French general (1770–1812)

 Louis Pierre, comte Montbrun (/fr/; 1770, Florensac, Hérault – 1812), French cavalry general, served with distinction in the cavalry arm throughout the wars of the Revolution and the Consulate, and in 1800 was appointed to command his regiment, having served therein from trooper upwards.

After serving at the Battle of Austerlitz on 2 December 1805, he was promoted to general of brigade.

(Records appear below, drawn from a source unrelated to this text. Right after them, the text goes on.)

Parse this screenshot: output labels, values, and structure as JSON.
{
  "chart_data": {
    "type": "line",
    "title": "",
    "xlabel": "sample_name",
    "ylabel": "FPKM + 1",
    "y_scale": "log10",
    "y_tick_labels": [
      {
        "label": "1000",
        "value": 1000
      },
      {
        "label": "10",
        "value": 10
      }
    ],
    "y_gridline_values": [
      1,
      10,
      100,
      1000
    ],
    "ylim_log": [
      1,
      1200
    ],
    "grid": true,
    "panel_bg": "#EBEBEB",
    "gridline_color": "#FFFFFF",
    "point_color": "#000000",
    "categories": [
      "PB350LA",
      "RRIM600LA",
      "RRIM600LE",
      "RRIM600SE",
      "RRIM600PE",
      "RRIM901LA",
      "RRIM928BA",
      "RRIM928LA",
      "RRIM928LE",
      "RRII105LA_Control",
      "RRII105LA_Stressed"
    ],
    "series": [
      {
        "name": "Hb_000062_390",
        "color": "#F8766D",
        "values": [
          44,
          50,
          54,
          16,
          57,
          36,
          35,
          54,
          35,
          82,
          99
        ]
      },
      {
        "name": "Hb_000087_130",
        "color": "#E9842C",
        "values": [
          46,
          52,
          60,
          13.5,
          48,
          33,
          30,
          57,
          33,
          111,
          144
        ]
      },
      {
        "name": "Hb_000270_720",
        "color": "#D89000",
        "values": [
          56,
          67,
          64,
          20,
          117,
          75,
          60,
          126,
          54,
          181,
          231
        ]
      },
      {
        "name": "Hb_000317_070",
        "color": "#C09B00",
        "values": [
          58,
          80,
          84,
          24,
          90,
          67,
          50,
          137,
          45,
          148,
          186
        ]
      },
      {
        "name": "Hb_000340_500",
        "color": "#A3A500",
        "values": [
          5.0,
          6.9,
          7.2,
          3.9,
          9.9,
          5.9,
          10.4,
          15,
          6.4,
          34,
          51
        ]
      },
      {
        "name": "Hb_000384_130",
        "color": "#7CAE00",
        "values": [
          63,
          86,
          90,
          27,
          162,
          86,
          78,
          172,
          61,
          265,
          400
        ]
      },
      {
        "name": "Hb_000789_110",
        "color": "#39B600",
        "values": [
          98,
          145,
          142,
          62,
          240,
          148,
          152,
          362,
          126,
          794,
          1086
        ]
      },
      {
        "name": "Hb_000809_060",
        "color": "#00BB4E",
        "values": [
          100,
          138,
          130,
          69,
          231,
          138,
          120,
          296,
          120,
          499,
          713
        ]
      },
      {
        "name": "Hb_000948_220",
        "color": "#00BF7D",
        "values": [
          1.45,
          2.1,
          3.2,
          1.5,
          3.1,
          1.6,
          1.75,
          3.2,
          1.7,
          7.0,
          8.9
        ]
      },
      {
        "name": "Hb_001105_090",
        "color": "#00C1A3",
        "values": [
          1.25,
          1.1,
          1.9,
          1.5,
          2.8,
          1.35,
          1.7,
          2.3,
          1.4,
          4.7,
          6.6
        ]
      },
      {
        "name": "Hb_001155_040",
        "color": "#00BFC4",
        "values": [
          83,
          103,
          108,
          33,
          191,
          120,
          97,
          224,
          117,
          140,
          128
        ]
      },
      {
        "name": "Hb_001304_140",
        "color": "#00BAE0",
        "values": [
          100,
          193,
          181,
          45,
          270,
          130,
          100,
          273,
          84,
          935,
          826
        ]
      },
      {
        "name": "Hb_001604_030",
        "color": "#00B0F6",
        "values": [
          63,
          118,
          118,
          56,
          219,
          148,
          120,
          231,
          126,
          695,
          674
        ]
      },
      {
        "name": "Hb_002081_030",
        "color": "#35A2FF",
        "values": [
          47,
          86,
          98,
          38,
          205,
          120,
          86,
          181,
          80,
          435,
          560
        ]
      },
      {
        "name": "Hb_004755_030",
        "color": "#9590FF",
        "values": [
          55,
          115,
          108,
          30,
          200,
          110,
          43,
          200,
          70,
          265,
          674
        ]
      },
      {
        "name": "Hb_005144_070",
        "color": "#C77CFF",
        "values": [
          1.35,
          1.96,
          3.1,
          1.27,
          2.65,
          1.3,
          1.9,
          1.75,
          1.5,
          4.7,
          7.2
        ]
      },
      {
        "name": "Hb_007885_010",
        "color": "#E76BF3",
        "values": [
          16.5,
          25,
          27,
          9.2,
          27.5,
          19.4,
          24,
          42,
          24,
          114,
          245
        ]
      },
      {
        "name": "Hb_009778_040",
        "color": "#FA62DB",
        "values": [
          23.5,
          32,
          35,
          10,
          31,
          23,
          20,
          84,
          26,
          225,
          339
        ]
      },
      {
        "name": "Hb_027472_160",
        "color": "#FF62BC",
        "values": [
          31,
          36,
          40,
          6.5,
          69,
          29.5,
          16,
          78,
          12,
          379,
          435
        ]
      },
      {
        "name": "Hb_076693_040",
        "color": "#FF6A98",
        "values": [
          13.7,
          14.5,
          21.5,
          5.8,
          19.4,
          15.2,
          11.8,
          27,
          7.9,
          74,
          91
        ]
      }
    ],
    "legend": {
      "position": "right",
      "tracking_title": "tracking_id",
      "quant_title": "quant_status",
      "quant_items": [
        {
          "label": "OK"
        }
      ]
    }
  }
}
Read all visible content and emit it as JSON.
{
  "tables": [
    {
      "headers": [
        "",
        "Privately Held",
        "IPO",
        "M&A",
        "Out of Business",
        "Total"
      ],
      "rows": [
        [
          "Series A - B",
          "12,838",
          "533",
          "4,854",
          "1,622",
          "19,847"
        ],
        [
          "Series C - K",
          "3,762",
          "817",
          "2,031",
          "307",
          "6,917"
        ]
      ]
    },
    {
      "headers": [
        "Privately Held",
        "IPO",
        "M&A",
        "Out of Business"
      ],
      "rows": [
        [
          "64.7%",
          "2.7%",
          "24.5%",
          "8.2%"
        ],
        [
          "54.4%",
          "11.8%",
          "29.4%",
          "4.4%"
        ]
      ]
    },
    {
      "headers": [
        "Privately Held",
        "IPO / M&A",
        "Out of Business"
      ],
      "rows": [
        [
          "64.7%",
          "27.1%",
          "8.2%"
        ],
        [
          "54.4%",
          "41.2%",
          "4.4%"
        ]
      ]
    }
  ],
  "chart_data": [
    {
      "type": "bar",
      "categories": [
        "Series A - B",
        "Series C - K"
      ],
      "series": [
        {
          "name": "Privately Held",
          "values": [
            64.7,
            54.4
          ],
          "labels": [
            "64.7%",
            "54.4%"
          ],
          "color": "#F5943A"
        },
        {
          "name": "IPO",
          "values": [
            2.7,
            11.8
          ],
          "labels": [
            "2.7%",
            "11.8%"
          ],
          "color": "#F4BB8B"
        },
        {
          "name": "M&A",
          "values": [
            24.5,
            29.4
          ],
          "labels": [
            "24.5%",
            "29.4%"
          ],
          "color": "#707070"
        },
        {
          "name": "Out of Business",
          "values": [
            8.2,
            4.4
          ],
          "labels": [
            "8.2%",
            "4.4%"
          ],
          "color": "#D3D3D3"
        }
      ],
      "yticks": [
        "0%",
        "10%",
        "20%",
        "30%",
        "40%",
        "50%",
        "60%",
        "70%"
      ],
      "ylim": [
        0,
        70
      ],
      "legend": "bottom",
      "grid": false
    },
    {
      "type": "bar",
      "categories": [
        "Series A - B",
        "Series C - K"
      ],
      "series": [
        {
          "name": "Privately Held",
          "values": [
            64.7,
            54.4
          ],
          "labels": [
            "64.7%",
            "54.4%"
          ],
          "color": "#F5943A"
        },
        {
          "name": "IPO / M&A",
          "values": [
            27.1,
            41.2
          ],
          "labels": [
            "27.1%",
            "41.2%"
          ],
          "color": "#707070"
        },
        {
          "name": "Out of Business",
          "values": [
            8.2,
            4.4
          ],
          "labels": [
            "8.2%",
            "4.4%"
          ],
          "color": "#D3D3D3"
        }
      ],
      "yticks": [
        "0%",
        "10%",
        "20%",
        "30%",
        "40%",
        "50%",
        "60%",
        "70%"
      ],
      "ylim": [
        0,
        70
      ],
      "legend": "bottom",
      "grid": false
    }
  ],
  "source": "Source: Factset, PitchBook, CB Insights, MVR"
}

He earned further distinction in Germany and Poland, and in 1808 he was sent to Spain.

Some doubt exists as to the events of the famous cavalry charge at the Battle of Somosierra (November 1808), but Montbrun's share in it was conspicuous.

Soon afterwards he was promoted to general of division, and in 1809 his light cavalry division took no inconsiderable part in the victories of Eckmühl (April 1809) and Raab (June 1809).

Back in Spain by 1810, he fought at the battles of Bussaco (September 1810) and Fuentes de Oñoro (May 1811), where he commanded Marshal André Masséna's cavalry reserve. In September 1811 he commanded a cavalry force at the battles of El Bodón and Aldea da Ponte against Arthur Wellesley's British.

He was killed by a cannonball while commanding the II Cavalry Corps (Grande Armée) at the beginning of the Battle of Borodino (7 September 1812).